2011 film by Dan Trachtenberg

Portal: No Escape is a short fan film based on the Portal video game series directed by Dan Trachtenberg. The film was released on August 23, 2011, via YouTube. As of February 2026, the video has received over 28 million views.

==Plot==
Chell (Danielle Rayne) wakes up in a room with no memory of who she is or how she got there. She notices something on the back of her neck. Using a piece of a mirror she has just broken, she discovers that it is a barcode. Seemingly concerned, she also spots mysterious tally marks drawn on a wall. Chell spends the following hours, or even days, decoding the graph in her mind, exercising, and eating food provided by the guards, while being observed by a security camera. Soon, she discovers the meaning of the scribblings, and finds a Portal Gun hidden behind a wall panel. Chell learns how to use the device, and when an officer comes to intervene, she drops her bed on him using the Portal Gun, and escapes. She manages to run away from the chasers, finding herself on a roof of a building, in an industrial area, and jumps off a building into a portal, to launch herself onto another building.
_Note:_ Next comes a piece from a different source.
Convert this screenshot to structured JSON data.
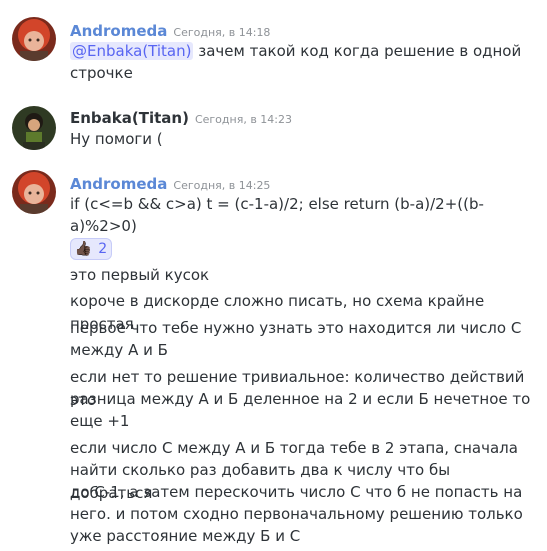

While walking away from the officers, Chell realizes that she is in fact surrounded by giant screens that give an illusion of an open world.

==Production==
In an interview with the Los Angeles Times, Trachtenberg said that the film was produced on a few thousand dollars. Additionally, according to Trachtenberg's Twitter posts, the film wrapped up production in early 2010; it took an additional year and a half to complete post-production.

==Reception==
The short premiered July 22, 2011, at San Diego Comic-Con, at the end of a live podcast for The Totally Rad Show. The film was well received upon its release. On its first day, the video had reached 800,000 views. The video was later featured on VentureBeats "Top 10 Best Gaming Videos of 2011" list. The film was so well received that New Line Cinema initially approached Trachtenberg to direct the film adaptation of Y: The Last Man. Trachtenberg also states that Bad Robot has become interested in him since the release of Portal: No Escape, but had been pitching other ideas along with his other film work; when Bad Robot presented him with the opportunity to direct 10 Cloverfield Lane, he saw similarities between it and Portal: No Escape, particularly on the opening featuring a woman in captivity with no idea how she got there, and was attracted to the project.